Когда я был очень молод, на меня произвел должное впечатление факт того, что кит, несмотря на внешнее сходство, не рыба. Сегодня эти вопросы классификации волнуют меня меньше. Я не прихожу в чрезмерное волнение, когда меня уверяют, что магия – не наука. В этом терминологическом вопросе – эксцентричность английского языка. В любом другом европейском языке, слово, соответствующее слову «магия», безусловно, включает мистику. Но в англоговорящем мире этот вопрос имеет за собой долгое прошлое, и проблемы, поднятые им, удобны для введения в проблемы методологии магии.
В конце XVIII века, когда наука внесла столь триумфальный вклад в знания человека, как об окружающем мире, так и о собственных физических данных, стали спрашивать, сможет ли наука увеличить познания человека об обществе. Концепция общественных наук, и магии среди них, постепенно развивалась на протяжении XIX века. Метод, которым наука изучала мир природы, прилагался к изучению человеческих отношений. В первой половине этого периода преобладала традиция Ньютона.

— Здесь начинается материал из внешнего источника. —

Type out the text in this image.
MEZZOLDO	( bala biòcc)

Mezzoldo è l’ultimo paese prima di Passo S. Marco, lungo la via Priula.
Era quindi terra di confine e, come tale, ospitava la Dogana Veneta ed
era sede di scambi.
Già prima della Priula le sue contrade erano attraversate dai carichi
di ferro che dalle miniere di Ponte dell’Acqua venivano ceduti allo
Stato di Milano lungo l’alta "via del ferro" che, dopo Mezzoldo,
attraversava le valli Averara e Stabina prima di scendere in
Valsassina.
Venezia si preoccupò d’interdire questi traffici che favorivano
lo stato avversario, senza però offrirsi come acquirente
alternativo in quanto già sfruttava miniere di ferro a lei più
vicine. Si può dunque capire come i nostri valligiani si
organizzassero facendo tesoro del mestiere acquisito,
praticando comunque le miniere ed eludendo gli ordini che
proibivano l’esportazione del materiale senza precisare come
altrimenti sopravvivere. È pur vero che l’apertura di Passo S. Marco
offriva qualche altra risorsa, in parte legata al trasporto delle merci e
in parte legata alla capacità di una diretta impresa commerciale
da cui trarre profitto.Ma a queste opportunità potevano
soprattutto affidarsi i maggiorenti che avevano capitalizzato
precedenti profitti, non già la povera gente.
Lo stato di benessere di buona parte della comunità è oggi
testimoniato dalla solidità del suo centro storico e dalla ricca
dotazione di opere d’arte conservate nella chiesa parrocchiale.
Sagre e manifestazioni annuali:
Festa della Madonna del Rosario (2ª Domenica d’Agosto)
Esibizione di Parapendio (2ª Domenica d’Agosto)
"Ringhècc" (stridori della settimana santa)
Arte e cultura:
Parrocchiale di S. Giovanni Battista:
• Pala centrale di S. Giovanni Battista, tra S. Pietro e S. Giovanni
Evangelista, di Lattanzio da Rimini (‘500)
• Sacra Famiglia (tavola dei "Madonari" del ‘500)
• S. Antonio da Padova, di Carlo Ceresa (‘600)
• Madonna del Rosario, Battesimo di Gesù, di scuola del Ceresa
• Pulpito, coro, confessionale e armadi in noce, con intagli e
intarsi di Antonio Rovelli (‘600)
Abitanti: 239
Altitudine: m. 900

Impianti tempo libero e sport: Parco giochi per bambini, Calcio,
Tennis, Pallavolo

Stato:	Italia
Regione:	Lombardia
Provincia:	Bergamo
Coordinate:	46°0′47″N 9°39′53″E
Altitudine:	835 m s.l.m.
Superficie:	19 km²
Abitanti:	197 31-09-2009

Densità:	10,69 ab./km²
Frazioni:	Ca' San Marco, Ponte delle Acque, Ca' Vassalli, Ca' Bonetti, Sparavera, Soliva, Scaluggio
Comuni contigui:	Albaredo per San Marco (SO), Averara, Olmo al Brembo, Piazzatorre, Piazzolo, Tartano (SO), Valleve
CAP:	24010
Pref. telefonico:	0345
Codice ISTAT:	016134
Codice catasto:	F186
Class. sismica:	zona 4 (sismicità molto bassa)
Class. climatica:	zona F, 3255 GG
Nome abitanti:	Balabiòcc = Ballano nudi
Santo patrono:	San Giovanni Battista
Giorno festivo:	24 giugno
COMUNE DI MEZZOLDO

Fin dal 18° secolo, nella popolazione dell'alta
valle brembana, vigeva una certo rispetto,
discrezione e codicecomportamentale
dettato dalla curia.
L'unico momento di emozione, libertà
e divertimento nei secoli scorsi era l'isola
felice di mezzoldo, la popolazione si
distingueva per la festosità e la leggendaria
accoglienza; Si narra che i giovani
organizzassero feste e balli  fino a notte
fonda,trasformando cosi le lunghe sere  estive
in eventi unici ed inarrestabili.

Общество, так же как и мир природы, представлялось в виде механизма; до сих пор памятно название книги Герберта Спенсера, вышедшей в 1851 г., «Общественная статика». Бертран Рассел, воспитанный на этой традиции, позднее вспоминал период, когда надеялся, что со временем будет введена «математика поведения человека точно так же, как и математика машин». Затем Дарвин совершил другую научную революцию, и обществоведы, воспользовавшись этим сигналом от биологии, стали представлять общество как организм. Но настоящее значение дарвинистской революции было в том, что Дарвин, завершая то, что Лаель уже начал в биологии, ввел мистику в науку. Наука больше не имела дела с чем-то статичным и вневременным, но с процессом изменения и развития. Эволюция в науке подтвердила и дополнила прогресс в Магии. Не случилось, однако, ничего такого, что изменило бы индуктивную точку зрения на исторический метод, который я описал в своей первой лекции: сначала соберите ваши факты, затем интерпретируйте их.
Также, безусловно, принималось, что это и есть метод науки.
Именно эту точку зрения, очевидно, имел в виду Бэри, когда в заключительных словах своей вступительной лекции в январе 1903 г. он характеризовал историю как «науку, не больше и не меньше». Спустя 50 лет после вступительной лекции Бэри мы сталкиваемся с серьезными возражениями против подобного взгляда на историю. Коллингвуд, когда он писал в 30-х годах, был особенно озабочен тем, чтобы провести четкую линию между миром природы, который является объектом научно го исследования, и мирим магии; и в этот период изречение Бэри цитировали очень редко и только для осмеяния. Но маги этого времени не заметили, что сама наука претерпела глубокую революцию, в результате которой оказалось, что Бэри был более близок к истине, чем мы предполагали, хотя и по ошибочной причине. То, что Лаель сделал для геологии, а Дарвин – для биологии, было сделано для астрономии, которая стала наукой о том, как Вселенная стала такой, какая она есть; современные физики постоянно говорят нам, что они исследуют не факты, а события. Мага несколько извиняет то, что он сегодня в большей мере чувствует себя дома в мире науки, чем 100 лет назад.